He’s already won numerous awards in his brief college career and his likeness has been plastered across newspaper pages and broadcast on evening news programs for weeks now.
True freshman quarterback Christian Hackenberg is still keeping a low profile.
It’s getting more challenging to do so.
Now people in and around State College are recognizing him as the executor of “The Drive,” a last-minute, five-play jaunt down the Beaver Stadium grass that culminated in Hackenberg’s one-yard run that helped force overtime in Penn State’s memorable 43-40 win over the Wolverines on Saturday.
Never miss a local story.
“Watching it on film, it gave me a lot of things to learn from,” Hackenberg said. “It gave me a bigger, different view on it I guess you could say. In the heat of the moment I didn’t really understand how everything transpired.”
With no timeouts and backed up on his team’s own 20-yard line, Hackenberg — who’s earned a reputation as an unflappable quarterback despite his youth — was as cool as ever. To hear him tell it, he let his receivers do most of the work and he relied on his running backs and linemen to give him time to distribute the football.
Fifty seconds. Fourteen yards to Allen Robinson who tiptoed along the sideline to stop the clock. Twenty-nine yards into heavy coverage to Brandon Felder who outleapt a defender and hauled in another first down catch that stopped the clock momentarily before a Hackenberg spike stopped it.
Then, the play — a 36-yard jump ball to Robinson who had only one defender to beat at the goal line.
“I knew that if I put it up to a spot where he could catch it he had a good chance at winning the one-on-one battle with his defender,” Hackenberg said. “So in the heat of the moment I don’t really remember anything. I just remember releasing the ball and just watching him go up and catch it which was a huge relief for me. It was sort of crazy in the moment.”
Hackenberg is learning more and more each week. He spends portions of every Thursday and Friday with head coach Bill O’Brien and quarterbacks coach Charlie Fisher who break down film with him and go over the game plan for the upcoming game.

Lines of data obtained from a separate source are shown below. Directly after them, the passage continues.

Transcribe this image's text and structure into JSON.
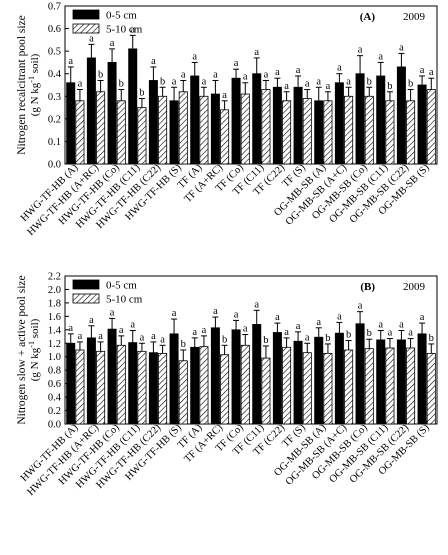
{
  "chart_data": [
    {
      "type": "bar",
      "panel_label": "(A)",
      "year": "2009",
      "ylabel_main": "Nitrogen recalcitrant pool size",
      "ylabel_unit_pre": "(g N kg",
      "ylabel_unit_sup": "-1",
      "ylabel_unit_post": " soil)",
      "ylim": [
        0,
        0.7
      ],
      "yticks": [
        "0.0",
        "0.1",
        "0.2",
        "0.3",
        "0.4",
        "0.5",
        "0.6",
        "0.7"
      ],
      "legend_position": "top-left",
      "categories": [
        "HWG-TF-HB (A)",
        "HWG-TF-HB (A+RC)",
        "HWG-TF-HB (Co)",
        "HWG-TF-HB (C11)",
        "HWG-TF-HB (C22)",
        "HWG-TF-HB (S)",
        "TF (A)",
        "TF (A+RC)",
        "TF (Co)",
        "TF (C11)",
        "TF (C22)",
        "TF (S)",
        "OG-MB-SB (A)",
        "OG-MB-SB (A+C)",
        "OG-MB-SB (Co)",
        "OG-MB-SB (C11)",
        "OG-MB-SB (C22)",
        "OG-MB-SB (S)"
      ],
      "series": [
        {
          "name": "0-5 cm",
          "fill": "solid",
          "values": [
            0.36,
            0.47,
            0.45,
            0.51,
            0.37,
            0.28,
            0.39,
            0.31,
            0.38,
            0.4,
            0.34,
            0.34,
            0.28,
            0.36,
            0.4,
            0.39,
            0.43,
            0.35
          ],
          "errors": [
            0.07,
            0.06,
            0.06,
            0.06,
            0.06,
            0.06,
            0.06,
            0.06,
            0.04,
            0.07,
            0.04,
            0.05,
            0.06,
            0.04,
            0.08,
            0.06,
            0.06,
            0.04
          ],
          "letters": [
            "a",
            "a",
            "a",
            "a",
            "a",
            "a",
            "a",
            "a",
            "a",
            "a",
            "a",
            "a",
            "a",
            "a",
            "a",
            "a",
            "a",
            "a"
          ]
        },
        {
          "name": "5-10 cm",
          "fill": "hatched",
          "values": [
            0.28,
            0.32,
            0.28,
            0.25,
            0.3,
            0.32,
            0.3,
            0.24,
            0.31,
            0.33,
            0.28,
            0.29,
            0.28,
            0.3,
            0.3,
            0.28,
            0.28,
            0.33
          ],
          "errors": [
            0.05,
            0.05,
            0.05,
            0.04,
            0.04,
            0.05,
            0.04,
            0.04,
            0.05,
            0.04,
            0.04,
            0.04,
            0.04,
            0.04,
            0.04,
            0.04,
            0.05,
            0.05
          ],
          "letters": [
            "a",
            "b",
            "b",
            "b",
            "b",
            "a",
            "a",
            "a",
            "a",
            "a",
            "a",
            "a",
            "a",
            "a",
            "b",
            "b",
            "b",
            "a"
          ]
        }
      ]
    },
    {
      "type": "bar",
      "panel_label": "(B)",
      "year": "2009",
      "ylabel_main": "Nitrogen slow + active pool size",
      "ylabel_unit_pre": "(g N kg",
      "ylabel_unit_sup": "-1",
      "ylabel_unit_post": " soil)",
      "ylim": [
        0,
        2.2
      ],
      "yticks": [
        "0.0",
        "0.2",
        "0.4",
        "0.6",
        "0.8",
        "1.0",
        "1.2",
        "1.4",
        "1.6",
        "1.8",
        "2.0",
        "2.2"
      ],
      "legend_position": "top-left",
      "categories": [
        "HWG-TF-HB (A)",
        "HWG-TF-HB (A+RC)",
        "HWG-TF-HB (Co)",
        "HWG-TF-HB (C11)",
        "HWG-TF-HB (C22)",
        "HWG-TF-HB (S)",
        "TF (A)",
        "TF (A+RC)",
        "TF (Co)",
        "TF (C11)",
        "TF (C22)",
        "TF (S)",
        "OG-MB-SB (A)",
        "OG-MB-SB (A+C)",
        "OG-MB-SB (Co)",
        "OG-MB-SB (C11)",
        "OG-MB-SB (C22)",
        "OG-MB-SB (S)"
      ],
      "series": [
        {
          "name": "0-5 cm",
          "fill": "solid",
          "values": [
            1.2,
            1.28,
            1.41,
            1.21,
            1.06,
            1.34,
            1.14,
            1.43,
            1.4,
            1.48,
            1.36,
            1.23,
            1.29,
            1.35,
            1.49,
            1.25,
            1.25,
            1.34
          ],
          "errors": [
            0.14,
            0.18,
            0.16,
            0.18,
            0.16,
            0.22,
            0.14,
            0.16,
            0.14,
            0.21,
            0.14,
            0.14,
            0.14,
            0.16,
            0.18,
            0.14,
            0.14,
            0.16
          ],
          "letters": [
            "a",
            "a",
            "a",
            "a",
            "a",
            "a",
            "a",
            "a",
            "a",
            "a",
            "a",
            "a",
            "a",
            "a",
            "a",
            "a",
            "a",
            "a"
          ]
        },
        {
          "name": "5-10 cm",
          "fill": "hatched",
          "values": [
            1.1,
            1.08,
            1.17,
            1.08,
            1.05,
            0.94,
            1.15,
            1.03,
            1.17,
            0.98,
            1.14,
            1.06,
            1.05,
            1.1,
            1.12,
            1.13,
            1.13,
            1.05
          ],
          "errors": [
            0.12,
            0.14,
            0.14,
            0.12,
            0.12,
            0.16,
            0.16,
            0.14,
            0.16,
            0.18,
            0.14,
            0.14,
            0.14,
            0.14,
            0.14,
            0.14,
            0.14,
            0.14
          ],
          "letters": [
            "a",
            "a",
            "a",
            "a",
            "a",
            "b",
            "a",
            "b",
            "a",
            "b",
            "a",
            "a",
            "b",
            "b",
            "b",
            "a",
            "a",
            "b"
          ]
        }
      ]
    }
  ]
}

Before he led Penn State down the field with less than a minute to go against the Wolverines, Hackenberg met with O’Brien briefly on the sideline.
“We went over the situation we were in, we had no timeouts. We needed a touchdown,” O’Brien said. “We talked about the plays, the coverages we expect.”
And O’Brien relayed a message similar to the one he preaches throughout each week — how crucial it is to be able to run a two-minute offense. In this case, Hackenberg was expected to lead a 50-second offense.
Penn State spends portions of its practices every day on the two-minute offense. With music or simulated crowd noise blaring, Hackenberg has been leading drives similar to the one he led against Michigan since training camp.
“I feel real comfortable. I feel like the team is really comfortable with it, practicing it definitely helps,” Hackenberg said. “In the Indiana game we ran it in some points where it wasn’t really a two-minute situation. We just wanted to speed the tempo up.”
Against Michigan, Penn State had no choice.
And Hackenberg has already learned that off-field focus is critical to success. He’s an avid hunter and fisherman but admits it’s been tough to do any of that without a car in State College. So he’s played more golf lately. His best nine-hole round? Hackenberg shot a 39 not long ago.
He’s not about to get cocky over that, either.
“I don’t know how I did it,” Hackenberg said. “I was on fire. That was pretty wild.”